We can interpret the message from Thoreau and his modern counterparts using the findings of happiness research. We get the same fundamental message from advocate of simplicity: we must replace our relative standards of comparison with absolute standards.

They all tell us to compare our circumstances, not to an ever-sliding relative standard, but to an absolute standard of human comfort. For example, learn not to ask "Is our house as good as the neighbors'?" and ask instead, "Is our house as safe, comfortable, and welcoming as we need it to be ?" And of course, the same for the car, the salary, the clothes.

When we begin to judge our possessions by absolute standards, we learn, in Katy Butler's words,

...to sever the link
between consumption and happiness,
between consumption and self-worth.[25]

And that puts sand in the gears of the hedonic treadmill.

There is freedom in this shift from relative to absolute standards! It brings freedom from having to purchase something only because other people have one and we don't want to be different or left out. It brings release from the pressure of striving for a standard of comfort invented by a script writer. It brings escape from the need to stay with a job because it has status. It brings relaxation from the pressure to own the things that properly express our personalities, in favor of owning the things that merely work.
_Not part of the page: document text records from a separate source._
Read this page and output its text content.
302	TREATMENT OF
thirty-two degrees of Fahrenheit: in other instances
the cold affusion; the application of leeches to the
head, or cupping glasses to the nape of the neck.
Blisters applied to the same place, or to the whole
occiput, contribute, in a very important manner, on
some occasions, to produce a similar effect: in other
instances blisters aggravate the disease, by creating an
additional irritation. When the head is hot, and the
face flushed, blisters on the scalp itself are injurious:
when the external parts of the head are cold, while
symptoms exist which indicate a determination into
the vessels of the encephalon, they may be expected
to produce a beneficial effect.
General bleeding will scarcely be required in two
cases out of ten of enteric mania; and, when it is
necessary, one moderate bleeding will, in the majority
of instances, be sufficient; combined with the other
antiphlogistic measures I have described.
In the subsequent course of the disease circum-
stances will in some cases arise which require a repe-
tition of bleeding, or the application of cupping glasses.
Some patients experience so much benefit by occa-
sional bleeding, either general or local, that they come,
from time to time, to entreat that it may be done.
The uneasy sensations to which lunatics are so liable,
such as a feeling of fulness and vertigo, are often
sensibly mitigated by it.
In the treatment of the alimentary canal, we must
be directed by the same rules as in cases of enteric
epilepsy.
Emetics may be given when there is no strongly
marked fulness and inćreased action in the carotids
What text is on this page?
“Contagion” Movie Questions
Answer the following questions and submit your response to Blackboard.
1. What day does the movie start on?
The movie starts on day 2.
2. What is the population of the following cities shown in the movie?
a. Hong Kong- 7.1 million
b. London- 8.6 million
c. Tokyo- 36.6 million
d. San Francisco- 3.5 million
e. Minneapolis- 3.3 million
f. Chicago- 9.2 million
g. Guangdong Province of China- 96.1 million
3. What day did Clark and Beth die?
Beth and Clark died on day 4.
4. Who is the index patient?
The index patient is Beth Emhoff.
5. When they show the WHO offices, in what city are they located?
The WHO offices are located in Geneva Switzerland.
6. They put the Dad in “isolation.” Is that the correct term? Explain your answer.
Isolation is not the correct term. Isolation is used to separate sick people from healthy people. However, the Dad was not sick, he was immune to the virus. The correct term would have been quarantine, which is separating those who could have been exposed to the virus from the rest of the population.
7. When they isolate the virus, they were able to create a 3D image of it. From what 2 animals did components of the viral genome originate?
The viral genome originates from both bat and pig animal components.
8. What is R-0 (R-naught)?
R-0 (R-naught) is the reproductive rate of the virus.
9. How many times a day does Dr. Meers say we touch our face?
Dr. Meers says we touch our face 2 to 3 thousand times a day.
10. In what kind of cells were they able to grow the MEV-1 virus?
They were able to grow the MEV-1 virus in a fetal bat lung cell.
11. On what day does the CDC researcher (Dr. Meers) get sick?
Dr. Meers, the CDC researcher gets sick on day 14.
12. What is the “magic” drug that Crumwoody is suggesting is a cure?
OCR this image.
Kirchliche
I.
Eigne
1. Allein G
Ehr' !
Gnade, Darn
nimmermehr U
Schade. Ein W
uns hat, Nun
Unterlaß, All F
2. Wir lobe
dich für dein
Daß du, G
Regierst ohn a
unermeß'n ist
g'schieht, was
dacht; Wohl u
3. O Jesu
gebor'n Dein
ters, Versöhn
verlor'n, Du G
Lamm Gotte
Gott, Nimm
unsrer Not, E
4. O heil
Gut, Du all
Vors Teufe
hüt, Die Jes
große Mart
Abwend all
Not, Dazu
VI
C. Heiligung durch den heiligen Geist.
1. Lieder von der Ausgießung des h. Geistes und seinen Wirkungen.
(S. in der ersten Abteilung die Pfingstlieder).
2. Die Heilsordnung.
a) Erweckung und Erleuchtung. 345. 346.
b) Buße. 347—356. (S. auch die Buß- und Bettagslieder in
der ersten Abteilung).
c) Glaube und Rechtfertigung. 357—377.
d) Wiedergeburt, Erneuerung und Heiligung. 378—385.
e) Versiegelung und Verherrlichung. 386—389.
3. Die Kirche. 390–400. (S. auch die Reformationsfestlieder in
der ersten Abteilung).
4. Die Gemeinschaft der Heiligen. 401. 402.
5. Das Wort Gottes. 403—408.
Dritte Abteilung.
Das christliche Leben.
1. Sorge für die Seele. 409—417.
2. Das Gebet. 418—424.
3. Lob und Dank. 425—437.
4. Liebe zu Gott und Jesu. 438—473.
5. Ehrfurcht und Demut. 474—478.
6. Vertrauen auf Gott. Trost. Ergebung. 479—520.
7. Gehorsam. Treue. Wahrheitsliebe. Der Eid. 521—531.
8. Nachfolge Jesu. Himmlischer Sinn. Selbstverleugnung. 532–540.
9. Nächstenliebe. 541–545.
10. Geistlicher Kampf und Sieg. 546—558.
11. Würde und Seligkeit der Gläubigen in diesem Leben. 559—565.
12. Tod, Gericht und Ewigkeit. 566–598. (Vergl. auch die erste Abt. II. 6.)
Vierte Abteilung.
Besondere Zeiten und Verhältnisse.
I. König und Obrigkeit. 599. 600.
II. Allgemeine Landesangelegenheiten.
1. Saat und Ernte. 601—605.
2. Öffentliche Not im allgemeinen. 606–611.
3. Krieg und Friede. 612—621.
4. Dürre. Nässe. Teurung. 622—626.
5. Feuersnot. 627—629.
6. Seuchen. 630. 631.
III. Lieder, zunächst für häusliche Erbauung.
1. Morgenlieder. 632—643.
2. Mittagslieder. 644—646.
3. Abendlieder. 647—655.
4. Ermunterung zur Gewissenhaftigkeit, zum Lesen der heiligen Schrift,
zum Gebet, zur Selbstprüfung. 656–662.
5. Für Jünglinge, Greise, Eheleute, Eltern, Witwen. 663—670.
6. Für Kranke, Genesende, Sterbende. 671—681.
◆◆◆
There is more ways to seek happiness but this is the first, most radical, and most difficult.

Summary

Happiness, defined as a pervasive sense of well-being, has been closely studied. It has been found to reflect a balance between the minute-to-minute flow of good and bad feelings, but these are strongly modulated by personality traits that are consistent over a person's life, the most important trait being optimism. There are lots of simple, practical strategies we can use to shift the balance of our emotions toward the side of well-being. The most revolutionary of these is to convert the unexamined, relative standards by which we judge our quality of life into deliberate, absolute standards; in short, to step off the treadmill of consumption.